Google was hit by a phishing attack last week, as attackers used Google’s web app platform to publish an app seemingly named as ‘Google Docs’, tricking users into thinking that it’s the legitimate Google service.
It took a mere three hours for Google to blacklist the offending web app; the next day, Google rolled out an update for Gmail to better warn users about phishing links.
Today, the Mountain View giant has announced an update to its approach with regards to the publishing process for web apps that request user data.
The company notes that while its API’s user data policy states that “apps must not mislead users” and that their names “should be unique to [the] application and should not copy others”, the process of enforcing this policy have been lackluster. To fix that, Google is updating its web app publishing process, its risk assessment systems, as well as the user-facing consent page for apps.

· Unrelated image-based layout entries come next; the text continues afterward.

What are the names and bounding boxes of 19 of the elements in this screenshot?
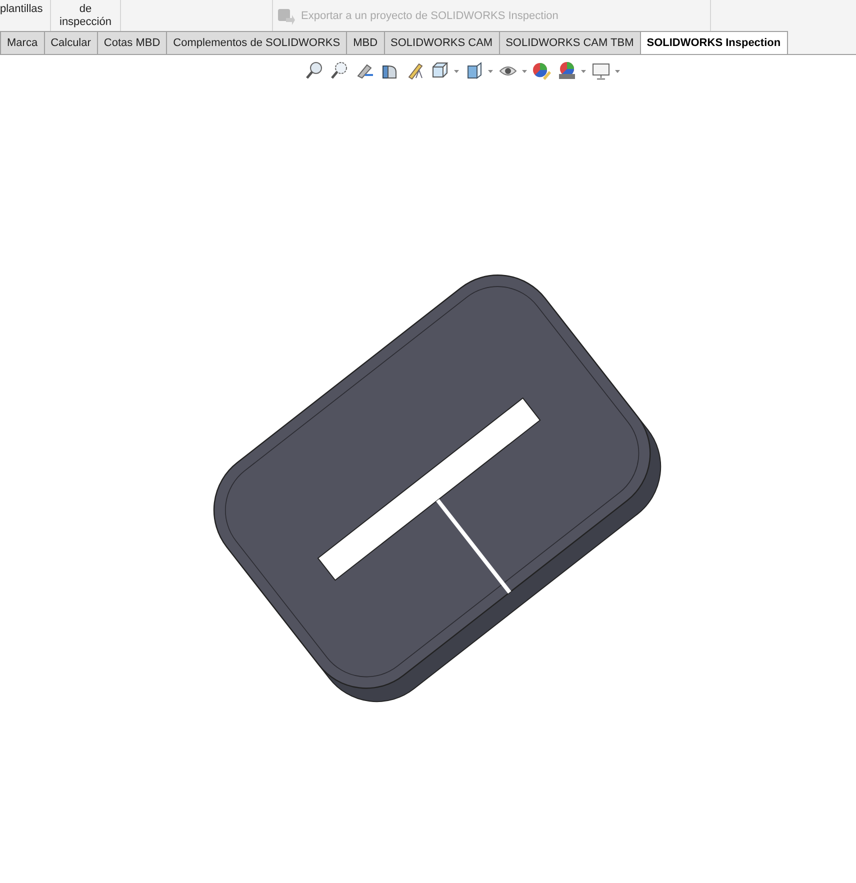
color-wheel-scene-icon[interactable] bbox=[557, 61, 577, 81]
monitor-icon[interactable] bbox=[591, 61, 611, 81]
zoom-fit-icon[interactable] bbox=[305, 61, 325, 81]
tab[interactable]: SOLIDWORKS CAM TBM bbox=[498, 31, 640, 54]
export-icon bbox=[277, 8, 295, 26]
tab[interactable]: SOLIDWORKS Inspection bbox=[640, 31, 788, 54]
caret-icon[interactable] bbox=[615, 70, 620, 72]
zoom-area-icon[interactable] bbox=[330, 61, 350, 81]
tab[interactable]: SOLIDWORKS CAM bbox=[384, 31, 499, 54]
caret-icon[interactable] bbox=[454, 70, 459, 72]
caret-icon[interactable] bbox=[522, 70, 527, 72]
caret-icon[interactable] bbox=[581, 70, 586, 72]
tab[interactable]: Calcular bbox=[44, 31, 97, 54]
tab[interactable]: Complementos de SOLIDWORKS bbox=[166, 31, 346, 54]
tab[interactable]: Cotas MBD bbox=[96, 31, 166, 54]
caret-icon[interactable] bbox=[488, 70, 493, 72]
tab[interactable]: MBD bbox=[346, 31, 384, 54]
tab[interactable]: Marca bbox=[0, 31, 44, 54]
color-wheel-pencil-icon[interactable] bbox=[532, 61, 552, 81]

As far as the average user is concerned – nothing changes. But, developers might notice delays in publishing or modifying their web apps.

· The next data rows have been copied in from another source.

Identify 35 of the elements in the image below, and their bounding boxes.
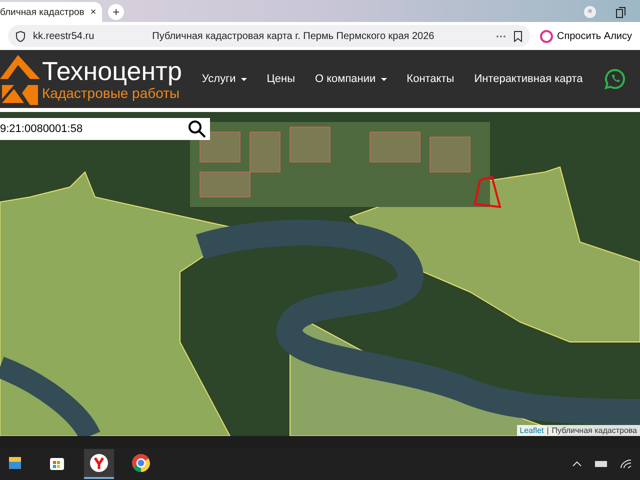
tabs-icon[interactable]: [616, 7, 626, 18]
search-field[interactable]: 9:21:0080001:58: [0, 118, 186, 140]
nav-link[interactable]: Цены: [266, 73, 295, 85]
browser-icon: [131, 453, 151, 473]
browser-tab[interactable]: бличная кадастров ×: [0, 2, 102, 22]
bookmark-icon[interactable]: [514, 30, 522, 42]
address-bar[interactable]: kk.reestr54.ru Публичная кадастровая карта г. Пермь Пермского края 2026: [8, 25, 530, 47]
logo-title[interactable]: Техноцентр: [42, 57, 182, 85]
nav-link[interactable]: Услуги: [202, 73, 247, 85]
new-tab-button[interactable]: +: [108, 4, 124, 20]
attribution-text: Публичная кадастрова: [552, 426, 637, 435]
assistant-icon: [540, 30, 553, 42]
caret-icon: [380, 78, 387, 80]
wifi-icon[interactable]: [620, 459, 632, 469]
leaflet-link[interactable]: Leaflet: [520, 426, 544, 435]
nav-link[interactable]: Контакты: [406, 73, 454, 85]
caret-icon: [240, 78, 247, 80]
separator-text: |: [546, 426, 549, 435]
page-title: Публичная кадастровая карта г. Пермь Пермского края 2026: [152, 30, 436, 42]
taskbar-app[interactable]: [84, 449, 114, 479]
url-text: kk.reestr54.ru: [33, 30, 94, 42]
close-icon[interactable]: ×: [90, 6, 96, 18]
network-icon[interactable]: [594, 459, 608, 469]
whatsapp-icon[interactable]: [604, 68, 626, 90]
browser-icon: [89, 453, 109, 473]
tab-title: бличная кадастров: [0, 6, 84, 18]
shield-icon: [16, 30, 25, 42]
folder-icon: [9, 457, 21, 469]
ask-assistant-button[interactable]: Спросить Алису: [540, 30, 632, 42]
chevron-up-icon[interactable]: [572, 461, 582, 467]
nav-link[interactable]: Интерактивная карта: [474, 73, 583, 85]
search-icon[interactable]: [186, 118, 210, 140]
more-icon[interactable]: [496, 34, 506, 38]
nav-link[interactable]: О компании: [315, 73, 387, 85]
logo-subtitle: Кадастровые работы: [42, 85, 180, 101]
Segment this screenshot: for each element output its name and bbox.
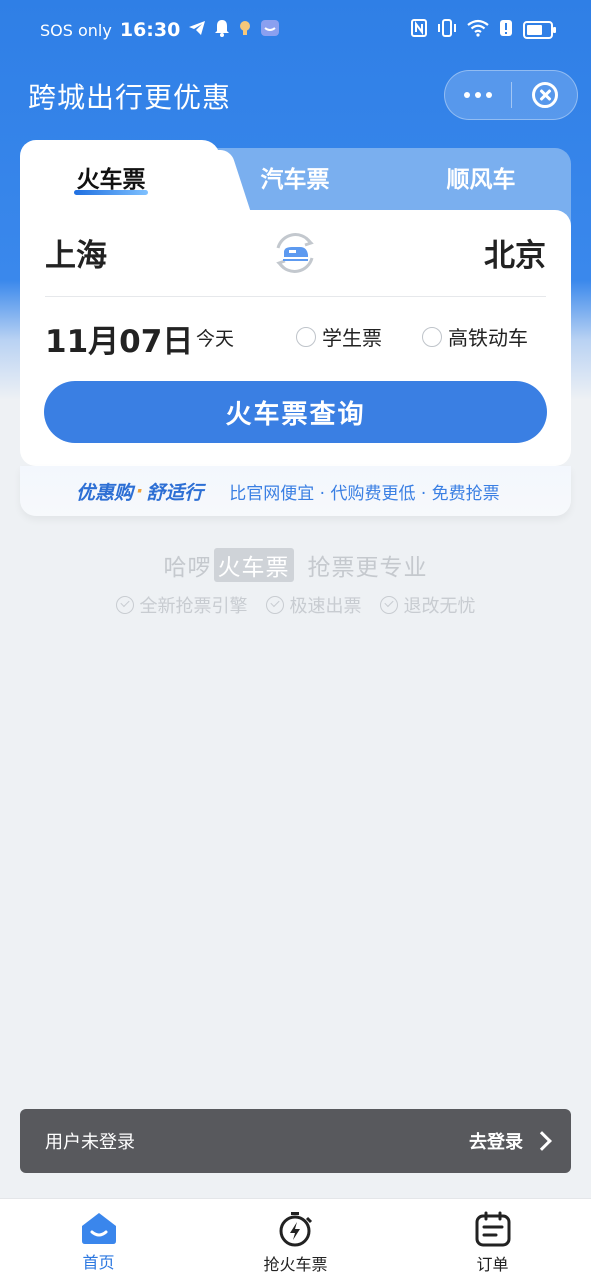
chevron-right-icon xyxy=(532,1131,552,1151)
app-notification-icon xyxy=(238,20,252,40)
tabbar-label-home: 首页 xyxy=(82,1253,115,1272)
student-ticket-radio[interactable] xyxy=(296,326,316,347)
login-prompt-bar: 用户未登录 去登录 xyxy=(20,1109,571,1173)
wifi-icon xyxy=(467,19,489,41)
feature-item: 极速出票 xyxy=(265,592,362,618)
high-speed-rail-radio[interactable] xyxy=(422,326,442,347)
app-notification-icon xyxy=(260,19,280,41)
brand-slogan-text: 抢票更专业 xyxy=(307,555,428,581)
tab-bus-ticket[interactable]: 汽车票 xyxy=(250,160,340,194)
feature-item: 退改无忧 xyxy=(379,592,476,618)
swap-train-icon xyxy=(276,233,314,273)
swap-cities-button[interactable] xyxy=(270,228,320,278)
feature-list: 全新抢票引擎 极速出票 退改无忧 xyxy=(0,592,591,618)
check-circle-icon xyxy=(379,596,398,614)
departure-city[interactable]: 上海 xyxy=(45,230,107,275)
status-time: 16:30 xyxy=(119,19,181,41)
nfc-icon xyxy=(411,19,427,41)
brand-tag: 火车票 xyxy=(213,548,294,582)
search-tickets-button[interactable]: 火车票查询 xyxy=(44,381,547,443)
high-speed-rail-option[interactable]: 高铁动车 xyxy=(422,322,528,351)
tab-train-ticket[interactable]: 火车票 xyxy=(66,160,156,194)
status-bar: SOS only 16:30 xyxy=(0,0,591,60)
high-speed-rail-label: 高铁动车 xyxy=(448,326,528,350)
alert-icon xyxy=(499,19,513,41)
bottom-tab-bar: 首页 抢火车票 订单 xyxy=(0,1198,591,1281)
login-button-label: 去登录 xyxy=(469,1132,523,1153)
form-divider xyxy=(45,296,546,297)
close-button[interactable] xyxy=(512,71,577,119)
vibrate-icon xyxy=(437,19,457,41)
tabbar-item-home[interactable]: 首页 xyxy=(0,1199,197,1281)
check-circle-icon xyxy=(115,596,134,614)
promo-banner: 优惠购 · 舒适行 比官网便宜 · 代购费更低 · 免费抢票 xyxy=(20,466,571,516)
battery-icon xyxy=(523,21,556,39)
sos-status: SOS only xyxy=(40,20,112,40)
capsule-menu xyxy=(444,70,578,120)
date-hint: 今天 xyxy=(196,328,235,350)
departure-date[interactable]: 11月07日 xyxy=(45,316,193,361)
student-ticket-option[interactable]: 学生票 xyxy=(296,322,382,351)
login-status-text: 用户未登录 xyxy=(45,1132,135,1153)
tab-active-indicator xyxy=(74,190,148,195)
ticket-search-card: 火车票 汽车票 顺风车 上海 北京 11月07日 今天 学生票 高铁动车 火车票… xyxy=(20,140,571,516)
tabbar-label-grab-tickets: 抢火车票 xyxy=(263,1255,328,1274)
feature-item: 全新抢票引擎 xyxy=(115,592,248,618)
promo-dot: · xyxy=(136,480,144,502)
brand-slogan: 哈啰 火车票 抢票更专业 xyxy=(0,548,591,582)
bell-icon xyxy=(214,19,230,41)
login-button[interactable]: 去登录 xyxy=(469,1128,552,1154)
promo-part1: 优惠购 xyxy=(76,481,134,504)
page-title: 跨城出行更优惠 xyxy=(28,81,232,114)
promo-part2: 舒适行 xyxy=(146,481,204,504)
promo-tagline: 比官网便宜 · 代购费更低 · 免费抢票 xyxy=(229,483,500,504)
more-dots-icon xyxy=(464,92,470,98)
search-form: 上海 北京 11月07日 今天 学生票 高铁动车 火车票查询 xyxy=(20,210,571,466)
student-ticket-label: 学生票 xyxy=(322,326,382,350)
tabbar-item-orders[interactable]: 订单 xyxy=(394,1199,591,1281)
home-icon xyxy=(81,1213,116,1244)
telegram-icon xyxy=(188,20,206,40)
close-icon xyxy=(531,82,558,108)
order-list-icon xyxy=(475,1211,510,1247)
arrival-city[interactable]: 北京 xyxy=(484,230,546,275)
stopwatch-bolt-icon xyxy=(279,1212,312,1247)
mini-program-header: 跨城出行更优惠 xyxy=(0,62,591,126)
tabbar-item-grab-tickets[interactable]: 抢火车票 xyxy=(197,1199,394,1281)
more-button[interactable] xyxy=(445,71,511,119)
tab-carpool[interactable]: 顺风车 xyxy=(436,160,526,194)
tabbar-label-orders: 订单 xyxy=(476,1255,509,1274)
check-circle-icon xyxy=(265,596,284,614)
brand-name: 哈啰 xyxy=(163,555,212,581)
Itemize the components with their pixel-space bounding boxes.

As an example, subject to how the new risk assessment process feels about a web app, some web apps might require a manual review by Google before publishing publicly. Developers will have to manually request said review during an app’s testing phase, and Google may take up to 7 days to give its nod; until approved, the app will only work for the owner, editor, and additional testers. The average user will not be able to provide permission to use their data until an app has been approved.
These changes are sure to help prevent a repeat of such phishing attacks. Google didn’t state if any more changes were coming to the user-facing consent page, but hopefully, a change to highlight the app publisher’s name more prominently is in the works.